Texas Instruments Incorporated (TXN) saw its shares reach a record intraday high of $232.57 on April 20, 2026. This peak represents a significant milestone for the Dallas-based semiconductor manufacturer, which has spent the last several years executing a multi-billion dollar capital investment strategy aimed at expanding its domestic manufacturing footprint. The company’s previous records have been eclipsed as it continues to consolidate its position in the analog and embedded processing markets.
The ascent to this all-time high follows the company’s most recent financial disclosures, which highlighted robust performance in its automotive and industrial sectors. For the fiscal period leading into early 2026, Texas Instruments reported a steady increase in revenue, supported by the ramp-up of its new 300-millimeter wafer fabrication plants, including the facilities in Sherman, Texas. Chief Executive Officer Haviv Ilan has previously stated that these investments are critical for providing the capacity required to support long-term customer demand and to maintain the company’s competitive cost structure.
In its latest quarterly filing, Texas Instruments reported revenue of $4.85 billion, with a gross margin of 62.4 percent. The company’s focus on high-margin analog products, which account for approximately 75 percent of its total revenue, remains a primary driver of its financial health. Additionally, the embedded processing segment contributed $820 million to the top line. The company has maintained its commitment to returning value to shareholders, recently confirming its 21st consecutive year of dividend increases and continuing its share repurchase program.
Despite the record share price, some analytical frameworks suggest the stock may be trading at a premium. An analysis by InvestingPro indicated that the current valuation of $232.57 places the company in an overvalued territory relative to its historical price-to-earnings multiples and projected cash flow. The analysis noted that while the company’s balance sheet remains strong with significant cash reserves, the high valuation reflects an optimistic pricing of future growth from its expanded manufacturing capacity.
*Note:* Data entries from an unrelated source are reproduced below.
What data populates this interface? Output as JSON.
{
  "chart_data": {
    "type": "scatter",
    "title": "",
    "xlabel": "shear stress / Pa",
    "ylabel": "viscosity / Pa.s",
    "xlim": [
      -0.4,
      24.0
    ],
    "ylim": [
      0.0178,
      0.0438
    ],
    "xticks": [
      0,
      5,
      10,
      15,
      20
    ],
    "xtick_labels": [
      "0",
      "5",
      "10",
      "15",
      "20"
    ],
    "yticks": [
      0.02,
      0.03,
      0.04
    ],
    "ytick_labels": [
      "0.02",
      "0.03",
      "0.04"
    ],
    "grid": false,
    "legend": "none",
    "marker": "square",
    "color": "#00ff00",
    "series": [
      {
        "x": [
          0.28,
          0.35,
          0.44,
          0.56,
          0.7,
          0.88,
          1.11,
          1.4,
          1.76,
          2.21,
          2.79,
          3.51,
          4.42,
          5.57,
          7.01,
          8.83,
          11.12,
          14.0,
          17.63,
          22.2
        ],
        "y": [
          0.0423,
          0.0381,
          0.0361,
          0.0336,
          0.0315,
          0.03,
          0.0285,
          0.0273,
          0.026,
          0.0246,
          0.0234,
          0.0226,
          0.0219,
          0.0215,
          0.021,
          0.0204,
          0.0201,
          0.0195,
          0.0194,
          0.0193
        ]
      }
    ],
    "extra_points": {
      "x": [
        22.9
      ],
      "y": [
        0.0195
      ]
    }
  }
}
Operationally, Texas Instruments is currently managing a transition toward more advanced internal production. The company’s strategy involves shifting a larger percentage of its output to 300mm wafers, which are expected to reduce chip-level costs by up to 40 percent compared to older 200mm processes. This shift is part of a broader plan to reach $45 billion in annual revenue by the end of the decade. As of April 20, 2026, the company continues to operate 15 manufacturing sites globally, with a heavy emphasis on its United States-based operations.